5) Celebrate success

Once you have successfully created clinical engagement in IT, whether through CCIOs or less formal collaborations, be sure to find ways to celebrate the mutual successes.

Whether it is local awards, national awards or even just reflecting on success – it builds a great relationship when you can look back at what has gone well and what has been achieved. Remember your clinical IT champions are your and your team’s gateway back into the wider clinical community – a community which will determine whether IT projects fly or fail, so look after them.

Rachel Dunscombe

Rachel Dunscombe is chief information officer at Salford Royal NHS Foundation Trust. Previously, she worked at Bolton NHS Foundation Trust, where she created a team of chief clinical information officers.

Rachel is also a CHIME ambassador to the UK, and a board member of KLAS.

Creating a devolved community

I was once told that there are only two industries that refer to their customers as ‘users’. One is of course IT, the other is the illegal drugs trade. I leave this to your interpretation, but I would suggest IT’s traditional view of ‘users’ can have a major bearing on the degree of adoption and ultimately the level of success your IT strategy will deliver.

The end of users

If we simply view end users as those to whom we apply change then they will simply feel ‘change is happening to me…’ None of us like change where we are not able to influence it or feel part of it.

Therefore, we must take a different approach in influencing and on-boarding those who will ultimately benefit from our strategy. So let’s drop the somewhat archaic and passive term ‘users’ and refer to them as they should be: ‘customers’ or perhaps even better, ‘partners’.

This is even more important if you are responsible for a strategy that involves staff who are devolved from your organisation but who will ultimately become a beneficiary of it.

How do you plan your engagement in a way that will motivate and make your devolved community want to get on-board or, even better, become impassioned about it?

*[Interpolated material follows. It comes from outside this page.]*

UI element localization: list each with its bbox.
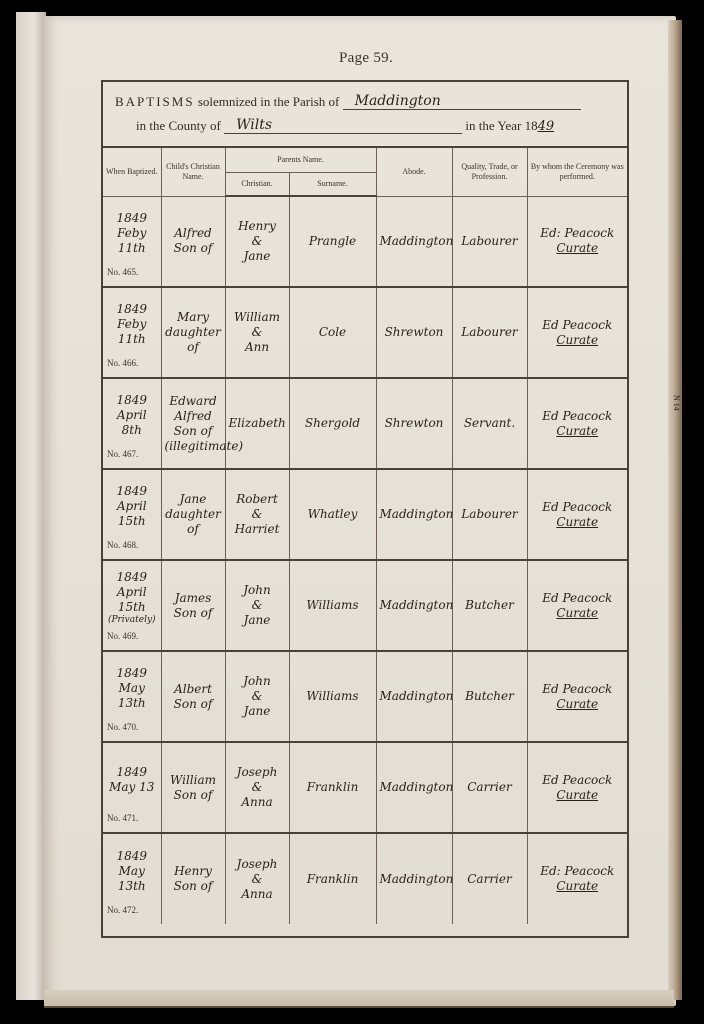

Firstly, you must ignore the obvious barriers like the org chart or politics. People need to feel excited about a strategy to begin buying into it, and once they become excited about an initiative they often motivate themselves and others both up and down the chain of command.

Of course, you need to know how to get people excited and to convert them from the unbeliever to the faithful follower… For some it’s natural, for others this is a learned skill. The next step is learning how to keep the enthusiasm going.

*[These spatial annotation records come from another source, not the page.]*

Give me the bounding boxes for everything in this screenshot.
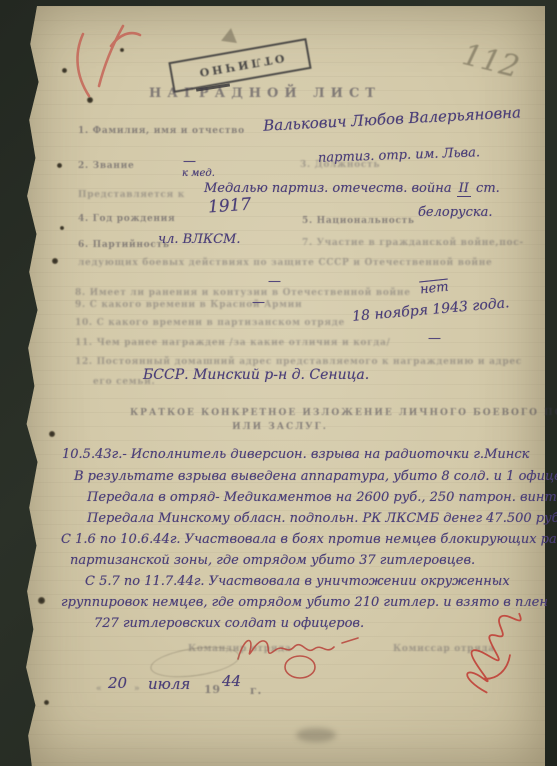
field-11-label: 11. Чем ранее награжден /за какие отличи…	[75, 338, 391, 348]
field-7-value: —	[268, 274, 281, 289]
nominated-for-label: Представляется к	[78, 190, 185, 200]
field-12-label: 12. Постоянный домашний адрес представля…	[75, 357, 522, 367]
document-title: НАГРАДНОЙ ЛИСТ	[140, 86, 390, 101]
field-9-label: 9. С какого времени в Красной Армии	[75, 300, 302, 310]
field-2-label: 2. Звание	[78, 161, 134, 171]
date-month: июля	[148, 675, 190, 693]
stamp-text: ОТЛИЧНО	[195, 51, 285, 79]
field-12-value: БССР. Минский р-н д. Сеница.	[143, 367, 369, 383]
field-8-value: нет	[419, 280, 449, 298]
scanned-document-background: ОТЛИЧНО 112 НАГРАДНОЙ ЛИСТ 1. Фамилия, и…	[0, 0, 557, 766]
field-1-label: 1. Фамилия, имя и отчество	[78, 126, 245, 136]
date-day: 20	[108, 674, 127, 692]
award-class-roman: II	[457, 181, 471, 197]
paper-hole	[38, 597, 45, 604]
feat-section-header-line1: КРАТКОЕ КОНКРЕТНОЕ ИЗЛОЖЕНИЕ ЛИЧНОГО БОЕ…	[130, 408, 430, 418]
nominated-for-value: Медалью партиз. отечеств. война II ст.	[204, 177, 500, 196]
field-7-label-cont: ледующих боевых действиях по защите СССР…	[78, 258, 492, 268]
paper-hole	[57, 163, 62, 168]
field-4-label: 4. Год рождения	[78, 214, 175, 224]
paper-hole	[52, 258, 58, 264]
citation-line: Передала Минскому обласн. подпольн. РК Л…	[87, 511, 557, 526]
citation-line: С 1.6 по 10.6.44г. Участвовала в боях пр…	[61, 532, 557, 547]
citation-line: партизанской зоны, где отрядом убито 37 …	[70, 553, 475, 568]
paper-tear-mark	[221, 27, 239, 43]
field-10-label: 10. С какого времени в партизанском отря…	[75, 318, 345, 328]
scan-smudge	[296, 728, 336, 742]
date-suffix: г.	[250, 684, 262, 697]
citation-line: С 5.7 по 11.7.44г. Участвовала в уничтож…	[85, 574, 510, 589]
paper-hole	[49, 431, 55, 437]
date-year: 44	[222, 672, 241, 690]
field-9-value: —	[252, 295, 265, 310]
field-2-value: —	[183, 154, 196, 169]
field-7-label: 7. Участие в гражданской войне,пос-	[302, 238, 524, 248]
commander-signature	[232, 625, 372, 685]
field-6-label: 6. Партийность	[78, 240, 170, 250]
feat-section-header-line2: ИЛИ ЗАСЛУГ.	[130, 422, 430, 432]
award-class-suffix: ст.	[476, 181, 500, 196]
paper-hole	[44, 700, 49, 705]
date-quote-open: «	[96, 684, 102, 694]
award-name: Медалью партиз. отечеств. война	[204, 181, 452, 196]
commissar-signature	[438, 592, 553, 702]
field-4-value: 1917	[207, 195, 252, 218]
field-8-label: 8. Имеет ли ранения и контузии в Отечест…	[75, 288, 411, 298]
paper-hole	[60, 226, 64, 230]
field-6-value: чл. ВЛКСМ.	[158, 232, 240, 247]
date-century: 19	[204, 683, 221, 696]
field-5-label: 5. Национальность	[302, 216, 415, 226]
citation-line: Передала в отряд- Медикаментов на 2600 р…	[87, 490, 557, 505]
field-11-value: —	[428, 331, 441, 346]
citation-line: 10.5.43г.- Исполнитель диверсион. взрыва…	[62, 447, 529, 462]
field-5-value: белоруска.	[418, 205, 493, 220]
date-quote-close: »	[134, 684, 140, 694]
citation-line: В результате взрыва выведена аппаратура,…	[74, 469, 557, 484]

In supporting large and perhaps unconnected groups, you must take every opportunity to be inclusive. Ensure that key stakeholders – including ‘those on the ground’ – are involved in project boards, steering groups and that partners are engaged via virtual teams comprising members from across the community.

The real trick to keeping a partner community involved and engaged though is to trust them. This does not mean you simply hand over work packages and the like and wait to see what happens. Frequent and productive communication is the key to trust. Having a clear and well aligned IT strategy is of course important but you need to consider the softer ‘relationship strategy’ as well to underpin it.

The feedback paradigm

“You have two ears and one mouth: use them in those proportions”. This is good advice. Setting a strategy in stone and being dogmatic about it will almost certainly lead to failure. Listen to your teams and be open to adjusting your strategy. Remember a strategy is tested as it becomes reality. No one will ever have a perfect strategy – the sooner you accept that the better.

Listening to your partner community and validating their concerns will go a long way to keeping them on board. Never be afraid of bad news. It’s better to know sooner and be able to do something about it than discover all too late that the opportunity has been missed, which can often cost you in reputation as well as money.

Gareth Baxendale

Gareth Baxendale has worked in the technology industry for more than 20 years in both the commercial and public sectors.

He is currently head of technology for the NIHR Clinical Research Network. Gareth is also a Chartered Fellow of the BCS and vice chair of the BCS Health Executive.